Re: [PATCH v11 27/31] cxl/region: Read existing extents on region creation

Linux CXL
 help / color / mirror / Atom feed

From: sashiko-bot@kernel.org
To: "Anisa Su" <anisa.su887@gmail.com>
Cc: nvdimm@lists.linux.dev, linux-cxl@vger.kernel.org
Subject: Re: [PATCH v11 27/31] cxl/region: Read existing extents on region creation
Date: Thu, 25 Jun 2026 18:32:02 +0000	[thread overview]
Message-ID: <20260625183203.3042C1F000E9@smtp.kernel.org> (raw)
In-Reply-To: <20260625112638.550691-28-anisa.su@samsung.com>

Thank you for your contribution! Sashiko AI review found 8 potential issue(s) to consider:

New issues:
- [High] Cross-region lock assertion failure when processing existing extents.
- [High] Out-of-bounds read due to unvalidated `nr_returned` payload size.
- [High] Runtime DC add events are permanently dropped and lost during region probe, contradicting the design intent.
- [High] Permanent device capacity leak when existing extents are dropped.
- [High] AB-BA deadlock between `mds->add_ctx.lock` and `cxlr_dax->dev` lock.
- [High] Shared `pending_extents` list corruption aborts in-flight runtime events.
- [Medium] Mixing `goto`-based error handling with `__free()` and `guard()` violates subsystem cleanup guidelines.

Pre-existing issues:
- [High] Integer overflow in extent boundary calculation bypasses range validation.
--

commit ae344fab96ea05c143bd5e8ab47ce8059fc778b6
Author: Ira Weiny <iweiny@kernel.org>
Subject: cxl/region: Read existing extents on region creation

Dynamic capacity device extents may be left in an accepted state on a
device due to an unexpected host crash. This patch reads the 'devices
extent list' during the asynchronous cxl_dax_region probe to reveal
previously accepted extents and add them to the new region, avoiding
races with probe.

> diff --git a/drivers/cxl/core/extent.c b/drivers/cxl/core/extent.c
> --- a/drivers/cxl/core/extent.c
> +++ b/drivers/cxl/core/extent.c
> @@ -261,7 +261,7 @@ static int cxl_validate_extent(struct cxl_memdev_state *mds,
>  			       struct cxl_extent *extent,
>  			       struct cxl_endpoint_decoder **out_cxled,
>  			       struct cxl_dax_region **out_cxlr_dax,
> -			       struct range *out_ext_range)
> +			       struct range *out_ext_range, bool existing)
>  {
>  	u64 start_dpa = le64_to_cpu(extent->start_dpa);

[Severity: High]
This is a pre-existing issue, but could the extent boundary calculation
in cxl_validate_extent() overflow?

A few lines down from this signature change, the end boundary is calculated:

    struct range ext_range = (struct range) {
        .start = start_dpa,
        .end = start_dpa + le64_to_cpu(extent->length) - 1,
    };

If a device provides a massive start_dpa and a small length, could this
calculation wrap around and produce a small ext_range.end?
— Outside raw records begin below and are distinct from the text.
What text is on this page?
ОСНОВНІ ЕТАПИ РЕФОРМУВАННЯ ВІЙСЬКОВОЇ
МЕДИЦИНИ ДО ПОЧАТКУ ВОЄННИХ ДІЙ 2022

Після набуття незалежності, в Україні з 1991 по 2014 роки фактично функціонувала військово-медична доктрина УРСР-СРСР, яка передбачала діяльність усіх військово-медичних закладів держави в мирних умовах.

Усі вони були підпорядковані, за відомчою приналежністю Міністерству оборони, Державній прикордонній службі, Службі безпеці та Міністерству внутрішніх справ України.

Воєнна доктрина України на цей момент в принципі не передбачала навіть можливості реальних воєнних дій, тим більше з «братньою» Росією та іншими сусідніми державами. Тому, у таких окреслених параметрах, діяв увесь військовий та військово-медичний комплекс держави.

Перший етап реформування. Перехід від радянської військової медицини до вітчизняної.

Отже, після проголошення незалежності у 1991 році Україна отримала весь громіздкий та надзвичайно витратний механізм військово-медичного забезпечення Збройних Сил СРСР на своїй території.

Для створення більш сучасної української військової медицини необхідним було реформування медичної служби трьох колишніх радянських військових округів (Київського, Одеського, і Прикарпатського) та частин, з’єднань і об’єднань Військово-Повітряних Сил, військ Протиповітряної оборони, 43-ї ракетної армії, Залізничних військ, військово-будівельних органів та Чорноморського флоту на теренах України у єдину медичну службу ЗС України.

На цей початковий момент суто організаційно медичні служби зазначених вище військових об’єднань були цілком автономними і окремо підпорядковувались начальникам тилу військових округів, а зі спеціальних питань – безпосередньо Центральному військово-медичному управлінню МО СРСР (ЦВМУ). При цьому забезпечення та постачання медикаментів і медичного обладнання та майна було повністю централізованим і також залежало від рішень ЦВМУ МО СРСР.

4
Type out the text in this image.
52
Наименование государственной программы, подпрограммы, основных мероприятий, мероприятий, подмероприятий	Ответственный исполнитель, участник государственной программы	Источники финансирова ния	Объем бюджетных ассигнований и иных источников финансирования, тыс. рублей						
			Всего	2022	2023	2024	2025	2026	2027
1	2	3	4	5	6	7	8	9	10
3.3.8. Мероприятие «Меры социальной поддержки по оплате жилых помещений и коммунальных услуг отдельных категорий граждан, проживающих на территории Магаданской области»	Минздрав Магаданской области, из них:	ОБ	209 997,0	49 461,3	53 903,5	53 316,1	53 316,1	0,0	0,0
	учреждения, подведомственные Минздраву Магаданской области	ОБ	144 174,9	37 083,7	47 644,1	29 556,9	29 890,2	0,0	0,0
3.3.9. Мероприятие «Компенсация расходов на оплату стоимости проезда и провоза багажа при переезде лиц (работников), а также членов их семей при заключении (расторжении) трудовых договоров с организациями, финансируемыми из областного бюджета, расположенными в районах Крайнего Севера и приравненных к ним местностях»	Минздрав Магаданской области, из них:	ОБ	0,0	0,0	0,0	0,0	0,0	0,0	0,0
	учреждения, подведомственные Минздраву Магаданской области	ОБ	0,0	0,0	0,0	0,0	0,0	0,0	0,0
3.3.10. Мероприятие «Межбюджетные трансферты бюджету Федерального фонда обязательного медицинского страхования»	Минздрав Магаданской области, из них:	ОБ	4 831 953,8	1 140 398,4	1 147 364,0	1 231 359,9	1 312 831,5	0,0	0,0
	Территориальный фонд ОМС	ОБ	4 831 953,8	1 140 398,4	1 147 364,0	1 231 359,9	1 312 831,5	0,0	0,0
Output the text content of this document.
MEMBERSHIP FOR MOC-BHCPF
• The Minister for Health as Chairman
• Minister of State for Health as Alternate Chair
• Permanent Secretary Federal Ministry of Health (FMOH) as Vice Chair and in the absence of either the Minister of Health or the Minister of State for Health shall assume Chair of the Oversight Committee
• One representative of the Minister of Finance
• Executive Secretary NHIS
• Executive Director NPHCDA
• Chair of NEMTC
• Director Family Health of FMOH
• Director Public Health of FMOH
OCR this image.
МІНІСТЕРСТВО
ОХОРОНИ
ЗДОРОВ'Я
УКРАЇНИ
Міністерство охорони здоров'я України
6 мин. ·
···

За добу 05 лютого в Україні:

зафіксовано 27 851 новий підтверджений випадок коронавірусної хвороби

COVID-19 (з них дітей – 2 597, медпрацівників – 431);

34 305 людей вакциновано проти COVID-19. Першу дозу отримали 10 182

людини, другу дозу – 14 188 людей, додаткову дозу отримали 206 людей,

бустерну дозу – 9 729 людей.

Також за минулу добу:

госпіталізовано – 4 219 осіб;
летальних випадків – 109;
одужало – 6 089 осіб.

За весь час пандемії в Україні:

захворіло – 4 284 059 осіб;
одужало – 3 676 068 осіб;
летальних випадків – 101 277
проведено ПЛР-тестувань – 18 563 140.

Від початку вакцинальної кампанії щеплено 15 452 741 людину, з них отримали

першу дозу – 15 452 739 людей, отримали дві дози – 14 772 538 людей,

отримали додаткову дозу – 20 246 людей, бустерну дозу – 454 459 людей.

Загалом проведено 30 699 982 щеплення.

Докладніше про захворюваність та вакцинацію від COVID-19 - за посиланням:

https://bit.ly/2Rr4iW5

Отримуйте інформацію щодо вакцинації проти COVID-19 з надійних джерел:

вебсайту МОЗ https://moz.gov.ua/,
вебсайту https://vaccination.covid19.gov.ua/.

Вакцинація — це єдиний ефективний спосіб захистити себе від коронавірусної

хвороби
If so, the bounds check later in the function:

    if (!range_contains(&ed_range, &ext_range)) {

would evaluate r1->start <= r2->start && r1->end >= r2->end. With a wrapped
near-zero ext_range.end, the check might incorrectly pass, allowing
an out-of-bounds extent.

> [ ... ]
> @@ -300,6 +300,13 @@ static int cxl_validate_extent(struct cxl_memdev_state *mds,
>  	if (!cxlr || !cxlr->cxlr_dax)
>  		return -ENXIO;
>  
> +	/*
> +	 * Pre-existing extents must be read before any new extent is added so a
> +	 * tag already in use is never added twice; defer new adds until then.
> +	 */
> +	if (!existing && !smp_load_acquire(&cxlr->cxlr_dax->extents_scanned))
> +		return -EBUSY;
> +

[Severity: High]
Does returning -EBUSY here cause runtime Add Capacity events to be permanently
lost?

If cxl_validate_extent() returns -EBUSY for a new runtime event, its caller
cxl_realize_group() treats it as a failure, logging an error and deleting the
extent node:

    if (cxl_add_extent(mds, pos->extent, seq_num, existing) < 0) {
        dev_dbg(dev, "Tag %pUb: failed to add extent ...");
        delete_extent_node(pos);
        continue;
    }

Since the extent is destroyed rather than deferred, it seems it will be omitted
from the ADD_DC_RESPONSE, meaning the host officially rejects it. Does this
prevent the runtime capacity from being added?

> [ ... ]
> @@ -376,16 +383,22 @@ dc_extent_build(struct cxl_endpoint_decoder *cxled,
>  	return dc_extent;
>  }
>  
> -int cxlr_notify_extent(struct cxl_region *cxlr, enum dc_event event,
> -		       struct cxl_dc_tag_group *group)
> +/*
> + * Core notify: the caller must hold device_lock(&cxlr->cxlr_dax->dev).  Used by
> + * the existing-extent path that runs inside cxl_dax_region_probe(), where the
> + * async device-attach already holds the dax_region's device_lock — taking it
> + * again (as cxlr_notify_extent() does) would deadlock the probe against itself.
> + */
> +int __cxlr_notify_extent(struct cxl_region *cxlr, enum dc_event event,
> +			 struct cxl_dc_tag_group *group)
>  {
>  	struct device *dev = &cxlr->cxlr_dax->dev;
>  	struct cxl_notify_data notify_data;
>  	struct cxl_driver *driver;
>  
> -	dev_dbg(dev, "Trying notify: type %d tag %pUb\n", event, &group->uuid);
> +	device_lock_assert(dev);

[Severity: High]
Could this lock assertion fail when processing extents from other regions?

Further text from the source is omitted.